Thanks for the replies, all!

Yep, Chris is right. TrueNAS HA is active/passive and there isn't a way around 
that when failing between heads.

Sven: In my experience with iX support, they have directed me to reboot the 
active node to initiate failover. There's "hactl takeover" and "hactl giveback" 
commends, but reboot seems to be their preferred method.

VMs going into a paused state and resuming when storage is back online sounds 
great. As long as oVirt's pause/resume isn't significantly slower than the 
30-or-so seconds the TrueNAS takes to complete its failover, that's a pretty 
tolerable interruption for my needs. So my next questions are:

1) Assuming the SAN failover DOES work correctly, can anyone comment on their 
experience with oVirt pausing/thawing VMs in an NFS-based active/passive SAN 
failover scenario? Does it work reliably without intervention? Is it reasonably 
fast?

2) Is there anything else in the oVirt stack that might cause it to "freak out" 
rather than gracefully pause/unpause VMs?

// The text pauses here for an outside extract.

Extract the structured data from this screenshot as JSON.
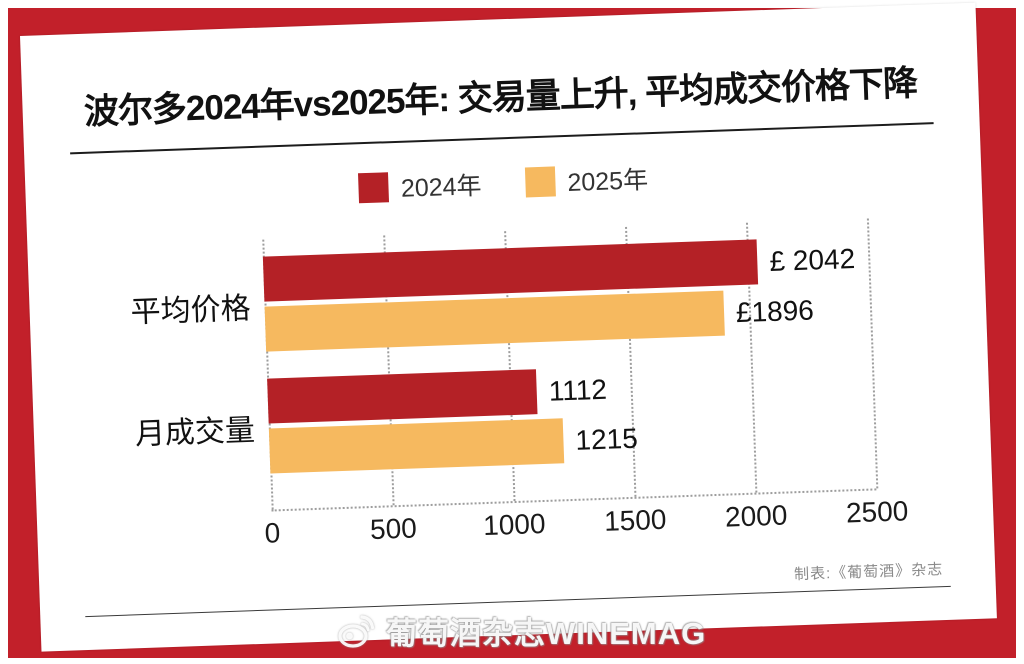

2a) Particularly: I'm running hosted engine on the same TrueNAS storage. Does 
that change anything WRT to timeouts and oVirt's HA and fencing and sanlock and 
such?

2b) Is there a limit to how long oVirt will wait for storage before doing 
something more drastic than just pausing VMs?

--
Matthew Trent
Network Engineer
Lewis County IT Services
360.740.1247 - Helpdesk
360.740.3343 - Direct line

________________________________________
From: users-boun...@ovirt.org <users-boun...@ovirt.org> on behalf of Chris 
Adams <c...@cmadams.net>
Sent: Tuesday, June 6, 2017 7:21 AM
To: users@ovirt.org
Subject: Re: [ovirt-users] Seamless SAN HA failovers with oVirt?

Once upon a time, Juan Pablo <pablo.localh...@gmail.com> said:
> Chris, if you have active-active with multipath: you upgrade one system,
> reboot it, check it came active again, then upgrade the other.

Yes, but that's still not how a TrueNAS (and most other low- to
mid-range SANs) works, so is not relevant.  The TrueNAS only has a
single active node talking to the hard drives at a time, because having
two nodes talking to the same storage at the same time is a hard problem
to solve (typically requires custom hardware with active cache coherency
and such).

You can (and should) use multipath between servers and a TrueNAS, and
that protects against NIC, cable, and switch failures, but does not help
with a controller failure/reboot/upgrade.  Multipath is also used to
provide better bandwidth sharing between links than ethernet LAGs.